Nonlinear Dynamic Simulation of Turbomachinery Components and Systems

Abstract

The following chapters deal with the nonlinear transient simulation of turbomachinery systems. Power generation steam and gas turbine engines, combined cycle systems, aero gas turbine engines ranging from single spool engines to multi-spool high pressure core engines with an afterburner for supersonic flights, rocket propulsion systems and compression systems for transport of natural gas with a network of pipeline systems are a few examples of systems that heavily involve turbomachinery components.

Considering a power generation gas turbine engine as a turbomachinery system that is designed for steady state operation, its behavior during routine startups, shot downs, and operational load changes significantly deviates from the steady state design point. Aero gas turbine engines have to cover a relatively broad operational envelope that includes takeoff, low and high altitude operation conditions, as well as landing. During these operations, the components are in a continuous dynamic interaction with each other, where the aero-thermodynamic as well as the mechanical load conditions undergo temporal changes. As an example, the acceleration/ deceleration process causes a dynamic mismatch between the turbine and compressor power resulting in temporal change of the shaft speed.

In the above cases, the turbomachinery systems are subjected to the operating modes that are specific to the system operation. Besides these foreseeable events, there are unforeseeable operation scenarios that are not accounted for when designing the system. System failures, such as, blade loss during a routine operation, loss of cooling mass flow through the cooled turbine blades, adverse operation conditions that force the compressor component to surge, and failure of the control system, are a few examples of adverse operational conditions. In all of these operations, the system experiences adverse changes in total fluid and the thermodynamic process leading to greater aerodynamic, thermal and mechanical stress conditions.

The trend in the development of gas turbine technology during the past decades shows a continuous increase in efficiency, performance, and specific load capacities.

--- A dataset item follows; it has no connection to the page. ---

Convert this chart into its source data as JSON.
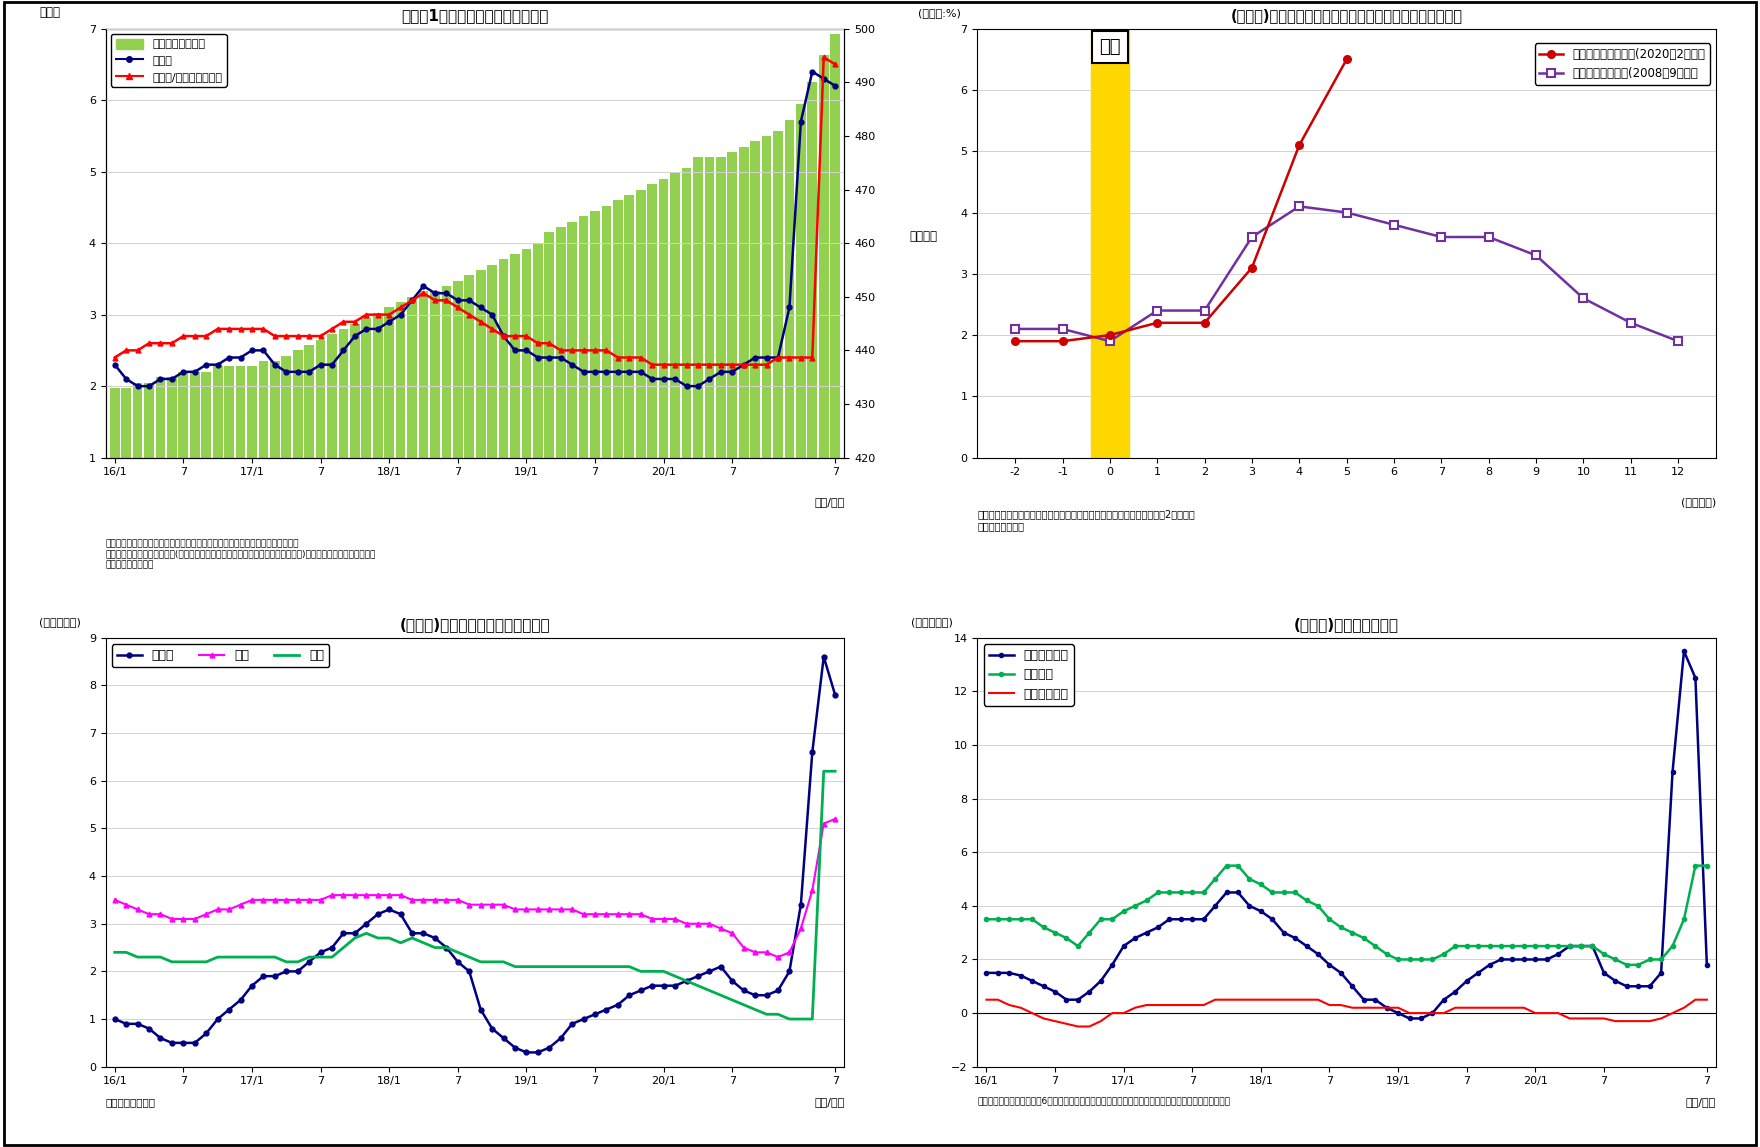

This trend is inherently associated with increased aerodynamic, thermal, and mechanical stresses. Under this circumstance, each component operates in the vicinity of its aerodynamic, thermal and mechanical stress limits. Adverse operational conditions that cause a component to operate beyond its limits can cause structural damages as a result of increased aerodynamic, thermal, and structural stresses. To prevent this, the total response of the system, including aerodynamic, thermal, and mechanical responses must be known in the stage of design and development of new turbomachinery systems.

This chapter describes the physical basis for the non-linear dynamic simulation of gas turbine components and systems. A brief explanation of the numerical method for solution is followed by detailed dynamic simulation of several components described in the following chapters.